Ostatnio pomyślałem o „zaimportowaniu” niektórych pytań związanych z fizyką do kwantowego CS:
Pojęcie zjawiska prawa obszarowego w układach hamiltonowskich zwykle oznacza lokalnego hamiltonianu na pewnej sieci, którego stan naziemny wykazuje właściwość, w której uwikłanie dowolnego zamkniętego regionu jest proporcjonalne do powierzchni regionu, a nie jego objętości (jak by to było dla ogólnego stanu). Słynna hipoteza dotyczy tego, czy wszyscy nieustannie pogrążeni w Hamiltonianach wykazują tę właściwość prawa obszarowego.

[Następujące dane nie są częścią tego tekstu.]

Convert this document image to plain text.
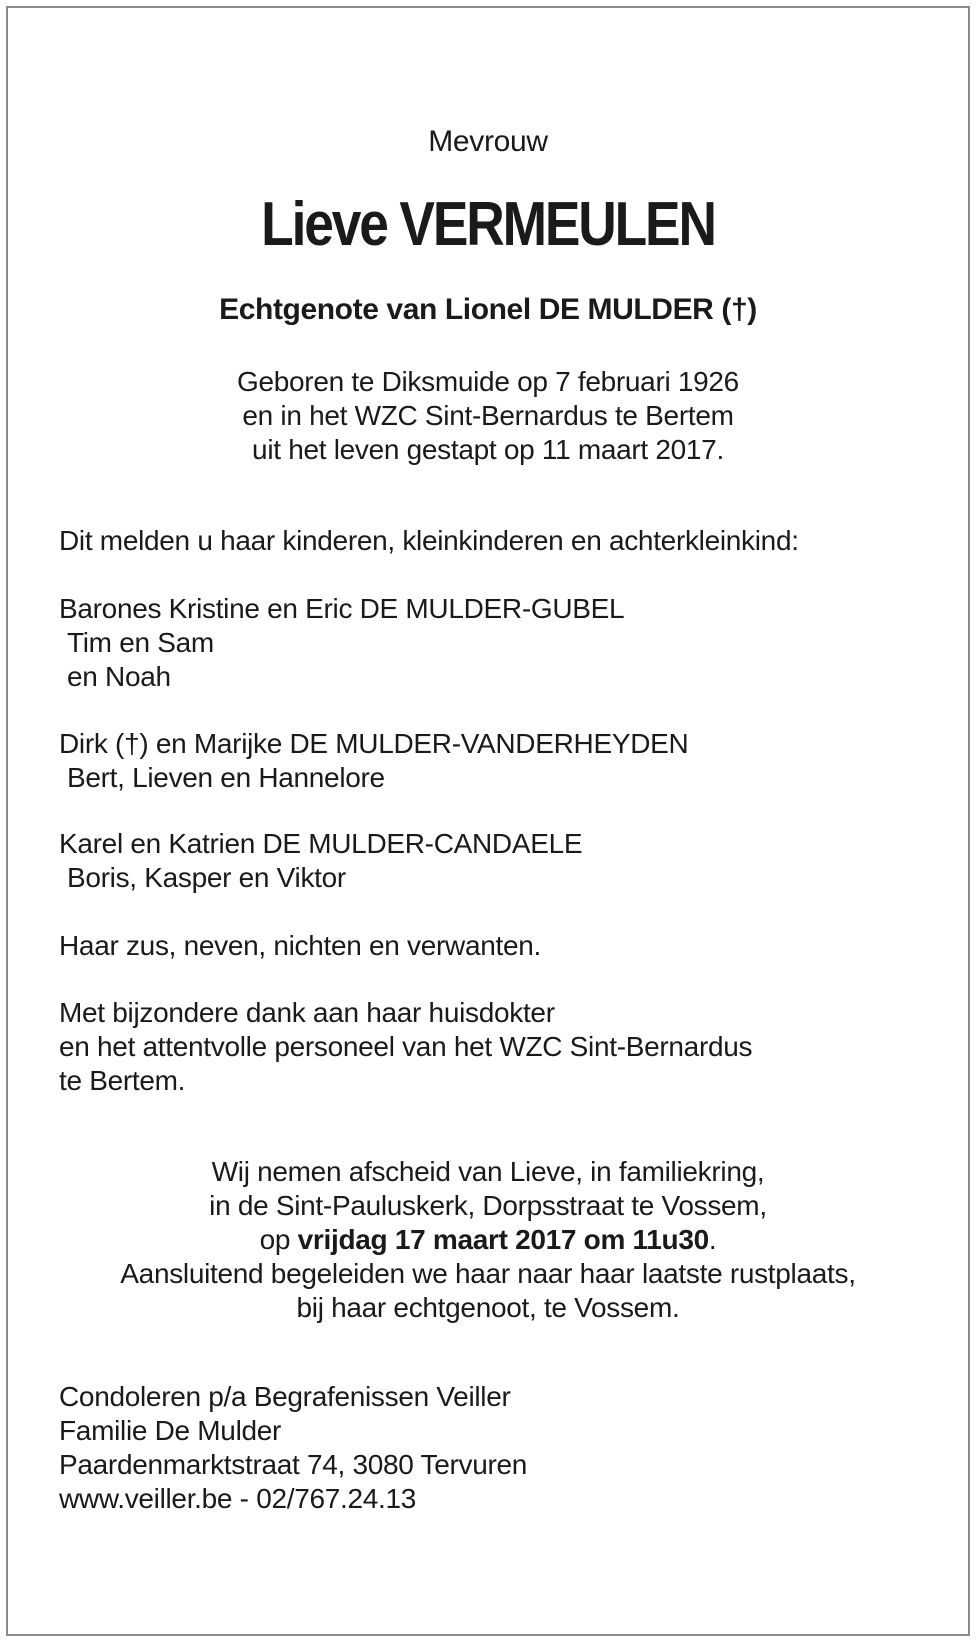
Mevrouw
Lieve VERMEULEN
Echtgenote van Lionel DE MULDER (†)
Geboren te Diksmuide op 7 februari 1926
en in het WZC Sint-Bernardus te Bertem
uit het leven gestapt op 11 maart 2017.
Dit melden u haar kinderen, kleinkinderen en achterkleinkind:
Barones Kristine en Eric DE MULDER-GUBEL
Tim en Sam
en Noah
Dirk (†) en Marijke DE MULDER-VANDERHEYDEN
Bert, Lieven en Hannelore
Karel en Katrien DE MULDER-CANDAELE
Boris, Kasper en Viktor
Haar zus, neven, nichten en verwanten.
Met bijzondere dank aan haar huisdokter
en het attentvolle personeel van het WZC Sint-Bernardus
te Bertem.
Wij nemen afscheid van Lieve, in familiekring,
in de Sint-Pauluskerk, Dorpsstraat te Vossem,
op vrijdag 17 maart 2017 om 11u30.
Aansluitend begeleiden we haar naar haar laatste rustplaats,
bij haar echtgenoot, te Vossem.
Condoleren p/a Begrafenissen Veiller
Familie De Mulder
Paardenmarktstraat 74, 3080 Tervuren
www.veiller.be - 02/767.24.13
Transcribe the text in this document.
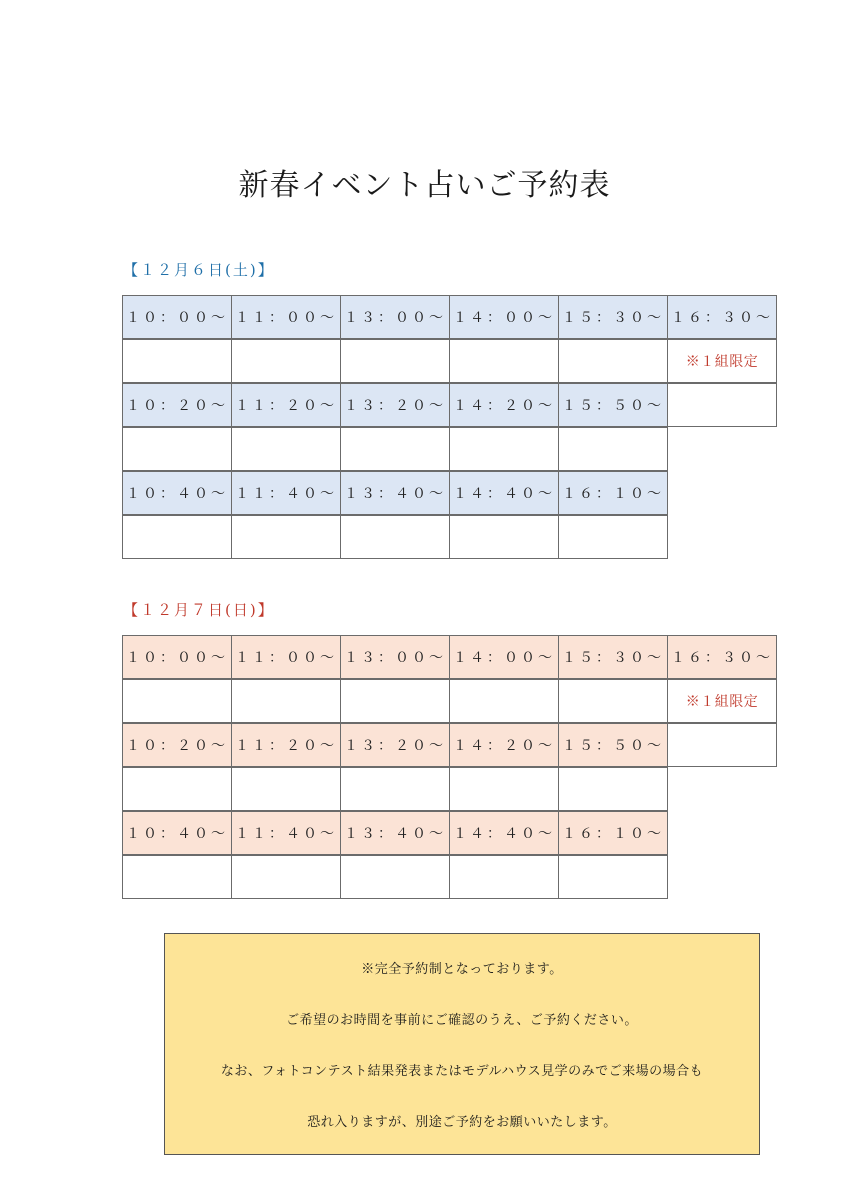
新春イベント占いご予約表
【１２月６日(土)】
１０：００～ １１：００～ １３：００～ １４：００～ １５：３０～ １６：３０～
※１組限定
１０：２０～ １１：２０～ １３：２０～ １４：２０～ １５：５０～
１０：４０～ １１：４０～ １３：４０～ １４：４０～ １６：１０～
【１２月７日(日)】
１０：００～ １１：００～ １３：００～ １４：００～ １５：３０～ １６：３０～
※１組限定
１０：２０～ １１：２０～ １３：２０～ １４：２０～ １５：５０～
１０：４０～ １１：４０～ １３：４０～ １４：４０～ １６：１０～
※完全予約制となっております。
ご希望のお時間を事前にご確認のうえ、ご予約ください。
なお、フォトコンテスト結果発表またはモデルハウス見学のみでご来場の場合も
恐れ入りますが、別途ご予約をお願いいたします。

W przypadku systemów 1-wymiarowych na pytanie to pozytywnie odpowiedział Hastings (arXiv: 0705.2024).
Jednak związek między takimi systemami a teorią złożoności jest bardzo niejasny: podczas gdy wynik Hastingsa sugeruje, że systemy 1-D zgodne z prawem obszarowym mogą być klasycznie symulowane, w przypadku układów ogólnych nie jest to znane. Moje pytanie brzmi więc, czy warto poszukać hipotezy dotyczącej prawa obszarowego? Innymi słowy, można wymyślić kompletny lokalny hamiltonian z QMA, który jest również zgodny z prawem miejscowym. Krótkie spojrzenie na znanych miejscowych hamiltonianów z QMA, które zasadniczo oparte są na kwantowym twierdzeniu Cooka-Levina Kitaeva, dowodzi, że ci hamiltonianie nie mają właściwości prawa obszarowego.